Adapting model governance is The key to robust machine learning implementation in credit decisions
Authors: Mark Somers, Fabrizio Russo, Torgunn Ringsjø
Artificial Intelligence and within that the subset of techniques commonly referred to as Machine learning (ML) are being explored and adopted across industries at an increasing rate. Regulators are therefore forming their views on the implications of a change that many consider significant as recently reflected in James Proudman, the Executive Director of UK Deposit Takers Supervision, speech at the FCA Conference on Governance in Banking on 4 June 2019. This is a trend observed globally, as the Algorithmic Accountability Act (a bill presented in April in the US Senate) confirms. Whilst it is healthy to worry about whether models are driving informed and fair decisions, the risks brought about by ML are not entirely new. That said, model risk may be more material and difficult to fix as automated decisions become increasingly widespread and underlying data collection more pervasive and unstructured.

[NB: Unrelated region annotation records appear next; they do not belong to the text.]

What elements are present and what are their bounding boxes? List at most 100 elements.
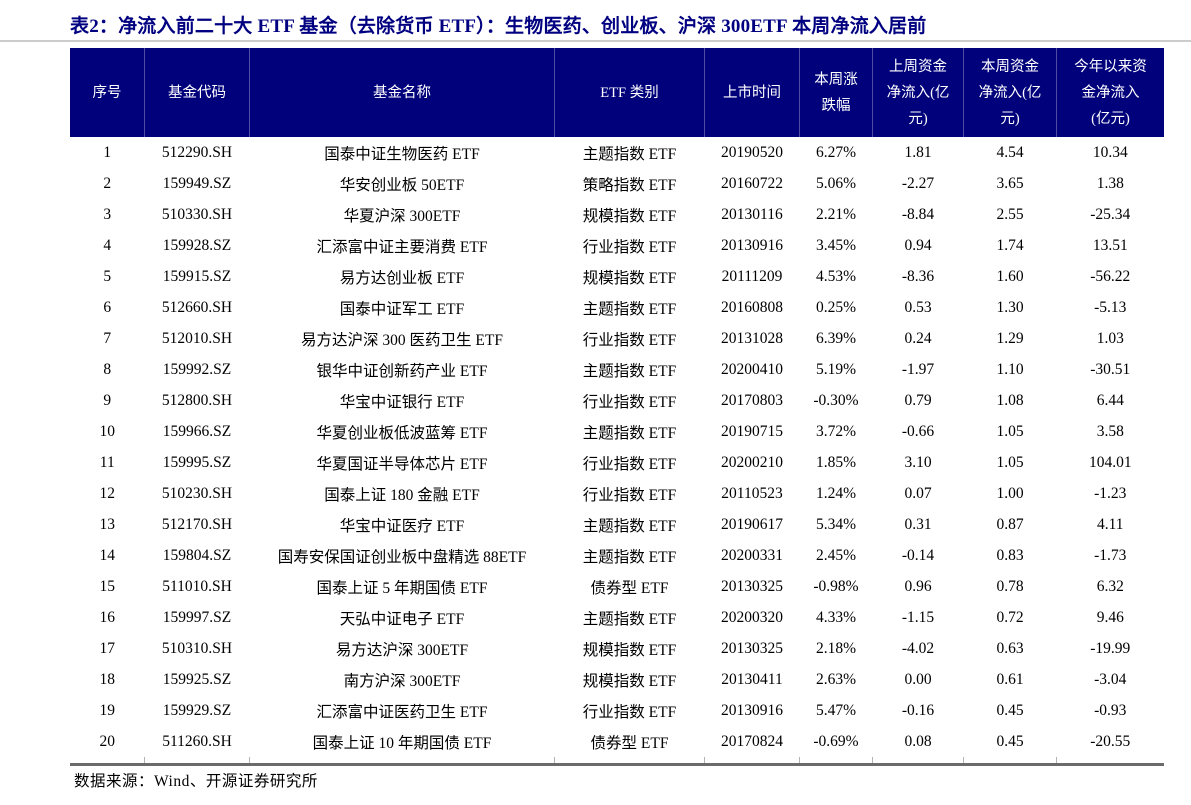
table-cell: -0.16 <box>901 701 935 719</box>
table-cell: 20190617 <box>721 515 783 533</box>
table-cell: 1.30 <box>996 298 1024 316</box>
table-cell: 3.58 <box>1096 422 1124 440</box>
table-body: 1 512290.SH 国泰中证生物医药 ETF 主题指数 ETF 20190520 6.… <box>70 137 1164 757</box>
table-cell: 2.63% <box>815 670 857 688</box>
table-cell: 511260.SH <box>162 732 232 750</box>
table-cell: 国泰上证 5 年期国债 ETF <box>316 579 488 597</box>
table-cell: 20200410 <box>721 360 783 378</box>
table-cell: 4.54 <box>996 143 1024 161</box>
table-cell: -0.69% <box>813 732 859 750</box>
table-cell: 0.24 <box>904 329 932 347</box>
table-cell: 20131028 <box>721 329 783 347</box>
table-cell: 南方沪深 300ETF <box>343 672 461 690</box>
table-cell: 6.32 <box>1096 577 1124 595</box>
table-cell: 20190520 <box>721 143 783 161</box>
table-row: 10 159966.SZ 华夏创业板低波蓝筹 ETF 主题指数 ETF 20190715… <box>70 416 1164 447</box>
table-cell: 3 <box>103 205 112 223</box>
table-row: 15 511010.SH 国泰上证 5 年期国债 ETF 债券型 ETF 2013032… <box>70 571 1164 602</box>
strip-cell <box>70 757 145 765</box>
table-cell: 5 <box>103 267 112 285</box>
table-cell: -3.04 <box>1094 670 1127 688</box>
table-cell: 行业指数 ETF <box>582 238 677 256</box>
table-row: 14 159804.SZ 国寿安保国证创业板中盘精选 88ETF 主题指数 ETF 20… <box>70 540 1164 571</box>
table-cell: 3.10 <box>904 453 932 471</box>
table-cell: 15 <box>99 577 116 595</box>
table-cell: 策略指数 ETF <box>582 176 677 194</box>
table-cell: -0.66 <box>901 422 935 440</box>
table-cell: 20170803 <box>721 391 783 409</box>
table-cell: 1.08 <box>996 391 1024 409</box>
table-cell: 银华中证创新药产业 ETF <box>316 362 488 380</box>
table-cell: 易方达创业板 ETF <box>339 269 465 287</box>
table-cell: 汇添富中证医药卫生 ETF <box>316 703 488 721</box>
column-header: 基金代码 <box>144 48 250 137</box>
table-cell: 159966.SZ <box>162 422 232 440</box>
etf-fund-table: 序号 基金代码 基金名称 ETF 类别 上市时间 本周涨 跌幅 上周资金 净流入(亿 元) 本… <box>70 48 1164 766</box>
table-cell: 159997.SZ <box>162 608 232 626</box>
table-cell: 20160722 <box>721 174 783 192</box>
table-cell: 0.63 <box>996 639 1024 657</box>
table-cell: 10.34 <box>1092 143 1128 161</box>
table-cell: 104.01 <box>1088 453 1132 471</box>
column-header: 基金名称 <box>249 48 555 137</box>
table-cell: 规模指数 ETF <box>582 672 677 690</box>
strip-cell <box>1057 757 1165 765</box>
table-cell: 20130325 <box>721 577 783 595</box>
table-cell: 1.05 <box>996 453 1024 471</box>
table-cell: 1.81 <box>904 143 932 161</box>
table-row: 11 159995.SZ 华夏国证半导体芯片 ETF 行业指数 ETF 20200210… <box>70 447 1164 478</box>
table-cell: 规模指数 ETF <box>582 207 677 225</box>
table-cell: 20130325 <box>721 639 783 657</box>
table-cell: 5.19% <box>815 360 857 378</box>
table-cell: 20190715 <box>721 422 783 440</box>
table-cell: 159929.SZ <box>162 701 232 719</box>
table-cell: 1.29 <box>996 329 1024 347</box>
table-cell: 12 <box>99 484 116 502</box>
strip-cell <box>249 757 555 765</box>
table-cell: 0.78 <box>996 577 1024 595</box>
table-row: 19 159929.SZ 汇添富中证医药卫生 ETF 行业指数 ETF 20130916… <box>70 695 1164 726</box>
table-cell: 20 <box>99 732 116 750</box>
table-row: 13 512170.SH 华宝中证医疗 ETF 主题指数 ETF 20190617 5.3… <box>70 509 1164 540</box>
strip-cell <box>144 757 250 765</box>
table-cell: 20130116 <box>721 205 783 223</box>
table-cell: 天弘中证电子 ETF <box>339 610 465 628</box>
table-cell: 主题指数 ETF <box>582 548 677 566</box>
table-cell: 0.72 <box>996 608 1024 626</box>
table-cell: 华宝中证银行 ETF <box>339 393 465 411</box>
table-cell: 0.53 <box>904 298 932 316</box>
table-cell: 行业指数 ETF <box>582 703 677 721</box>
table-cell: 159995.SZ <box>162 453 232 471</box>
column-header: 上周资金 净流入(亿 元) <box>872 48 964 137</box>
table-cell: 规模指数 ETF <box>582 641 677 659</box>
table-cell: -4.02 <box>901 639 935 657</box>
table-cell: 3.72% <box>815 422 857 440</box>
table-cell: 华安创业板 50ETF <box>339 176 465 194</box>
table-row: 7 512010.SH 易方达沪深 300 医药卫生 ETF 行业指数 ETF 2013… <box>70 323 1164 354</box>
table-row: 6 512660.SH 国泰中证军工 ETF 主题指数 ETF 20160808 0.25… <box>70 292 1164 323</box>
column-header: 本周资金 净流入(亿 元) <box>963 48 1057 137</box>
table-cell: 159915.SZ <box>162 267 232 285</box>
table-row: 12 510230.SH 国泰上证 180 金融 ETF 行业指数 ETF 201105… <box>70 478 1164 509</box>
table-cell: 华夏创业板低波蓝筹 ETF <box>316 424 488 442</box>
table-cell: -1.97 <box>901 360 935 378</box>
table-cell: 0.83 <box>996 546 1024 564</box>
strip-cell <box>963 757 1057 765</box>
table-cell: -5.13 <box>1094 298 1127 316</box>
table-cell: 20130916 <box>721 701 783 719</box>
table-cell: 1.00 <box>996 484 1024 502</box>
table-row: 8 159992.SZ 银华中证创新药产业 ETF 主题指数 ETF 20200410 5… <box>70 354 1164 385</box>
table-cell: 5.06% <box>815 174 857 192</box>
table-cell: 6.27% <box>815 143 857 161</box>
table-cell: 512170.SH <box>161 515 233 533</box>
table-row: 16 159997.SZ 天弘中证电子 ETF 主题指数 ETF 20200320 4.3… <box>70 602 1164 633</box>
table-cell: -8.36 <box>901 267 935 285</box>
table-cell: 1.74 <box>996 236 1024 254</box>
table-cell: -20.55 <box>1090 732 1131 750</box>
strip-cell <box>872 757 964 765</box>
table-cell: 0.79 <box>904 391 932 409</box>
table-cell: -8.84 <box>901 205 935 223</box>
table-row: 4 159928.SZ 汇添富中证主要消费 ETF 行业指数 ETF 20130916 3… <box>70 230 1164 261</box>
table-cell: 14 <box>99 546 116 564</box>
table-bottom-strip-body <box>70 757 1164 765</box>
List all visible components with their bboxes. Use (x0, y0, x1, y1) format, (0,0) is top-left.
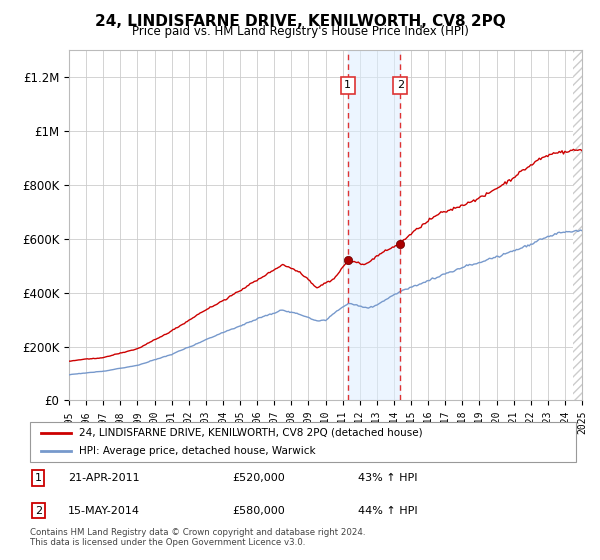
FancyBboxPatch shape (30, 422, 576, 462)
Text: 24, LINDISFARNE DRIVE, KENILWORTH, CV8 2PQ: 24, LINDISFARNE DRIVE, KENILWORTH, CV8 2… (95, 14, 505, 29)
Bar (348, 50, 400, 400)
Text: 2: 2 (397, 81, 404, 90)
Text: 1: 1 (35, 473, 41, 483)
Text: 2: 2 (35, 506, 42, 516)
Text: £580,000: £580,000 (232, 506, 285, 516)
Text: HPI: Average price, detached house, Warwick: HPI: Average price, detached house, Warw… (79, 446, 316, 456)
Text: 21-APR-2011: 21-APR-2011 (68, 473, 140, 483)
Bar (574, 50, 584, 400)
Text: Price paid vs. HM Land Registry's House Price Index (HPI): Price paid vs. HM Land Registry's House … (131, 25, 469, 38)
Text: 43% ↑ HPI: 43% ↑ HPI (358, 473, 417, 483)
Text: Contains HM Land Registry data © Crown copyright and database right 2024.
This d: Contains HM Land Registry data © Crown c… (30, 528, 365, 547)
Text: 44% ↑ HPI: 44% ↑ HPI (358, 506, 417, 516)
Text: £520,000: £520,000 (232, 473, 285, 483)
Text: 1: 1 (344, 81, 351, 90)
Text: 15-MAY-2014: 15-MAY-2014 (68, 506, 140, 516)
Text: 24, LINDISFARNE DRIVE, KENILWORTH, CV8 2PQ (detached house): 24, LINDISFARNE DRIVE, KENILWORTH, CV8 2… (79, 428, 423, 437)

The risks of biased models are real, but the causes are often somewhat misunderstood. To recall the example that James Proudman provided, the firm’s model was discriminating against female applicants because they were a minority in the development sample and presumably based on the available legitimate controlling characteristics (qualifications, aptitudes etc), this could not be accounted for. Instead the model had picked up on two features: the word “women’s” in the CV being analysed; and having attended all-women colleges. It was inferred by the model, without human supervision, that these characteristics made candidates less suitable for roles. This is intuitively unfair, and perhaps more importantly, using a proscribed sensitive data item like gender is illegal in many jurisdictions.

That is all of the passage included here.